Sen. Thomas M. Middleton (D-Charles), chairman of the Finance Committee, which has jurisdiction in the Senate, said he expects the bill to “move out of here like a jet plane.”
While the larger problems with the exchange deserve a public airing, Middleton said, the hearing on the emergency legislation isn’t the proper forum for that.
“For all the faults of the system, people need the bill,” he said. “It’s a good solution, and the sooner we can get it passed the better.”
Senate Minority Leader David R. Brinkley (R-Frederick) agreed: “Our concern is that the Maryland citizens who have been harmed by the malpractice of the state are taken care of.”
But pushback is expected, especially from legislators who are running for statewide office and see this as a way to remind voters of the slew of problems that plagued the exchange’s Web site. Lt. Gov. Anthony G. Brown (D), who is running for governor, has overseen the implementation of federal health-care reform in Maryland.
Del. Jeannie Haddaway-Riccio (R-Talbot), who is running for lieutenant governor, said in a statement Thursday that the “ill-conceived emergency legislation merely shuffles people from the failing state-run Obamacare exchange into another state-run insurance program for a limited amount of time.” She said it is unclear what sort of evidence someone would have to provide to receive the state insurance and exactly how much the stopgap measure would cost.
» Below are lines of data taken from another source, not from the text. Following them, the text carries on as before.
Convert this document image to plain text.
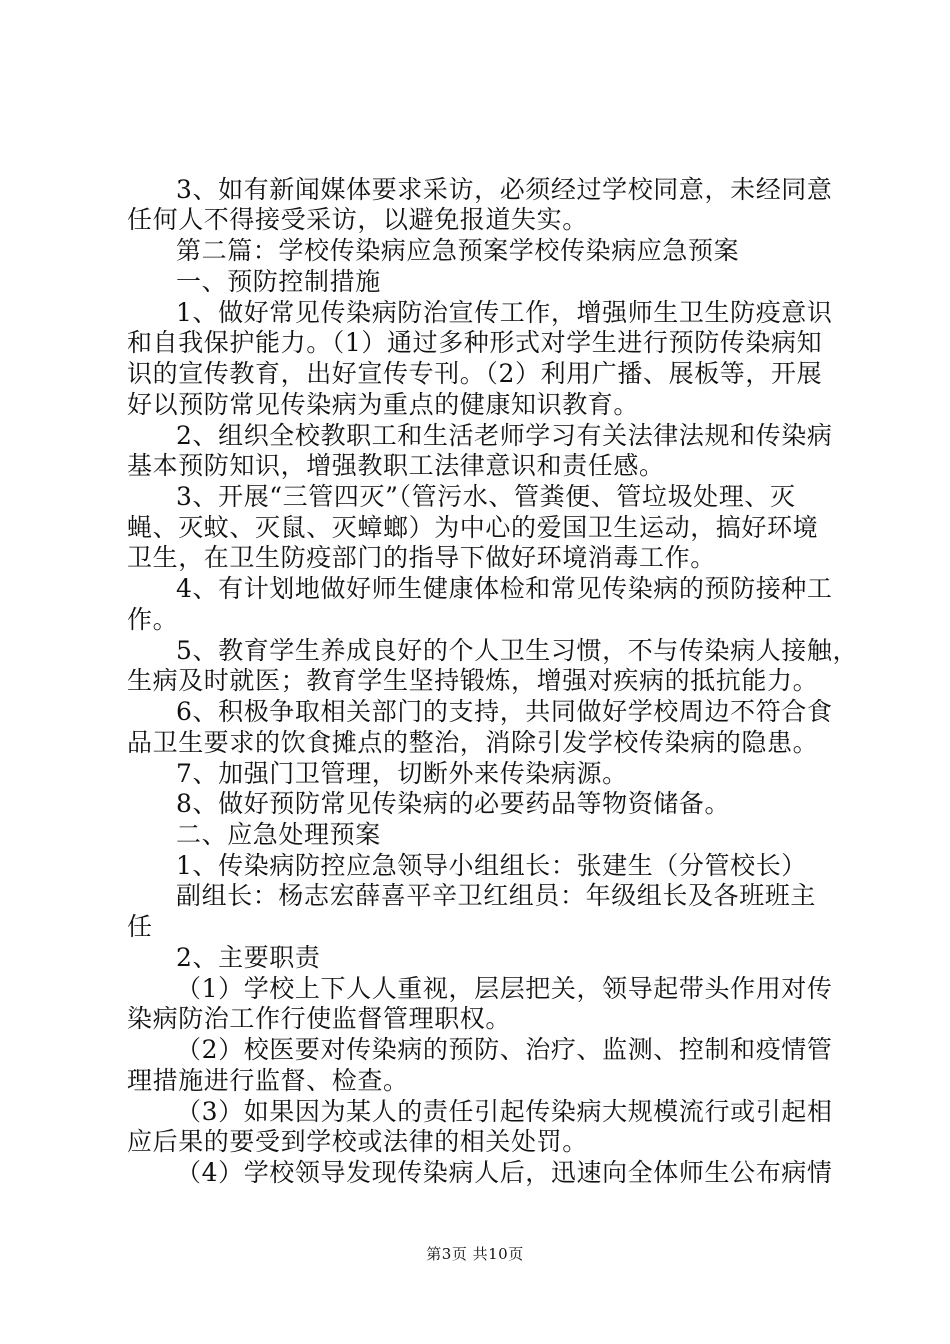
3、如有新闻媒体要求采访，必须经过学校同意，未经同意
任何人不得接受采访，以避免报道失实。
第二篇：学校传染病应急预案学校传染病应急预案
一、预防控制措施
1、做好常见传染病防治宣传工作，增强师生卫生防疫意识
和自我保护能力。（1）通过多种形式对学生进行预防传染病知
识的宣传教育，出好宣传专刊。（2）利用广播、展板等，开展
好以预防常见传染病为重点的健康知识教育。
2、组织全校教职工和生活老师学习有关法律法规和传染病
基本预防知识，增强教职工法律意识和责任感。
3、开展“三管四灭”（管污水、管粪便、管垃圾处理、灭
蝇、灭蚊、灭鼠、灭蟑螂）为中心的爱国卫生运动，搞好环境
卫生，在卫生防疫部门的指导下做好环境消毒工作。
4、有计划地做好师生健康体检和常见传染病的预防接种工
作。
5、教育学生养成良好的个人卫生习惯，不与传染病人接触，
生病及时就医；教育学生坚持锻炼，增强对疾病的抵抗能力。
6、积极争取相关部门的支持，共同做好学校周边不符合食
品卫生要求的饮食摊点的整治，消除引发学校传染病的隐患。
7、加强门卫管理，切断外来传染病源。
8、做好预防常见传染病的必要药品等物资储备。
二、应急处理预案
1、传染病防控应急领导小组组长：张建生（分管校长）
副组长：杨志宏薛喜平辛卫红组员：年级组长及各班班主
任
2、主要职责
（1）学校上下人人重视，层层把关，领导起带头作用对传
染病防治工作行使监督管理职权。
（2）校医要对传染病的预防、治疗、监测、控制和疫情管
理措施进行监督、检查。
（3）如果因为某人的责任引起传染病大规模流行或引起相
应后果的要受到学校或法律的相关处罚。
（4）学校领导发现传染病人后，迅速向全体师生公布病情
第3页 共10页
“Trying to fix bureaucratic problems with more bureaucracy just creates more confusion and makes it more difficult for consumers,” Haddaway-Riccio said. “I am very concerned that people will fall through the cracks and wind up without access to health care.”
In a statement, Brown’s leading Democratic rival for governor, Attorney General Douglas F. Gansler, called the legislation an unfortunate but necessary step.
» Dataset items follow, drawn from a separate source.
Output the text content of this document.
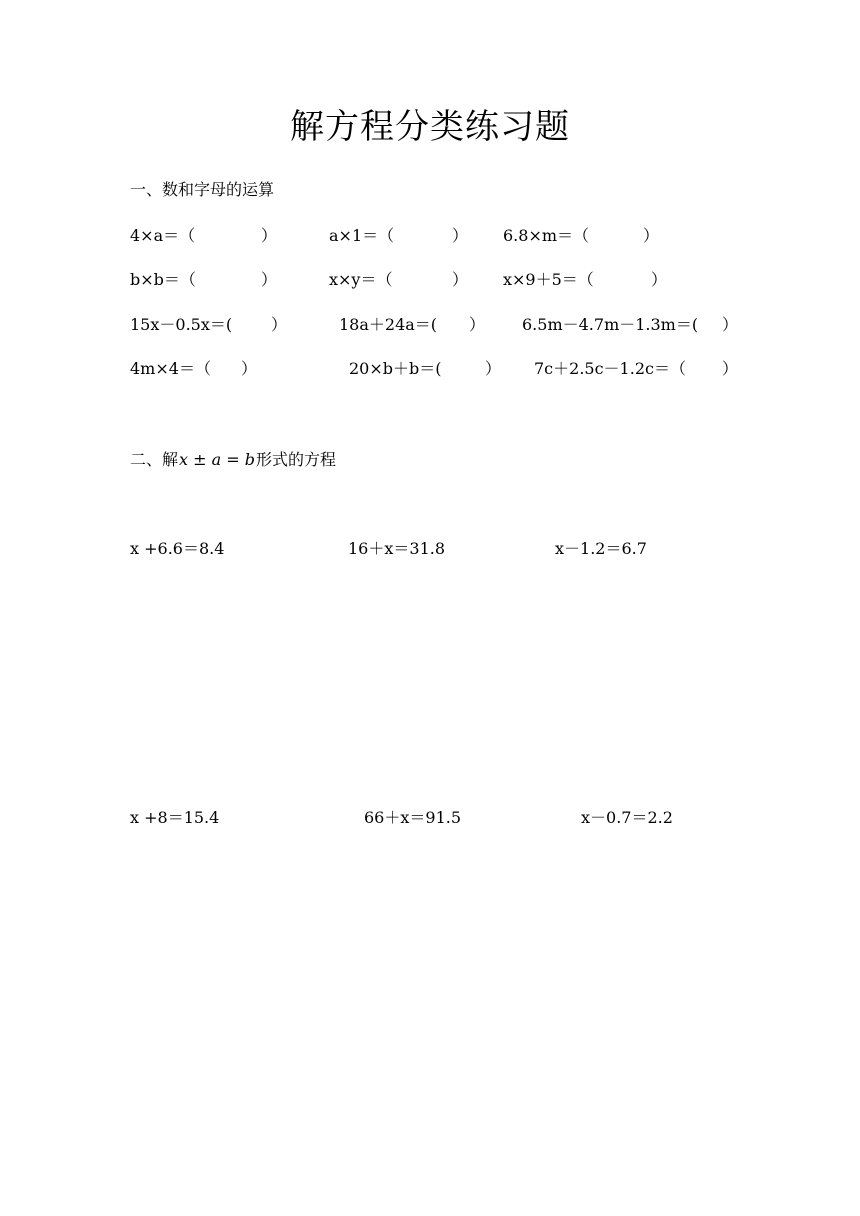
解方程分类练习题
一、数和字母的运算
4×a＝（	）	a×1＝（	） 6.8×m＝（	）
b×b＝（	）	x×y＝（	） x×9＋5＝（	）
15x－0.5x＝( ）	18a＋24a＝( ） 6.5m－4.7m－1.3m＝( ）
4m×4＝（ ）	20×b＋b＝(	） 7c＋2.5c－1.2c＝（ ）
二、解x ± a = b形式的方程
x +6.6＝8.4	16＋x＝31.8	x－1.2＝6.7
x +8＝15.4	66＋x＝91.5	x－0.7＝2.2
“The legislature should quickly pass Governor O’Malley’s emergency legislation to provide health insurance to those who were unable to sign up,” Gansler said. “At the same time, Lt. Governor Brown, who was responsible for the exchange, owes the legislature answers as to why the rollout was botched.”
The O’Malley administration says it has continued to work to correct the exchange’s problems. O’Malley (D) told reporters Thursday that the exchange’s Web site “is now functional for most people.”
“I think it’s time for us to ratchet up the marketing,” O’Malley said, suggesting that with more advertising, the number of people signing up for insurance could increase significantly by the end of March.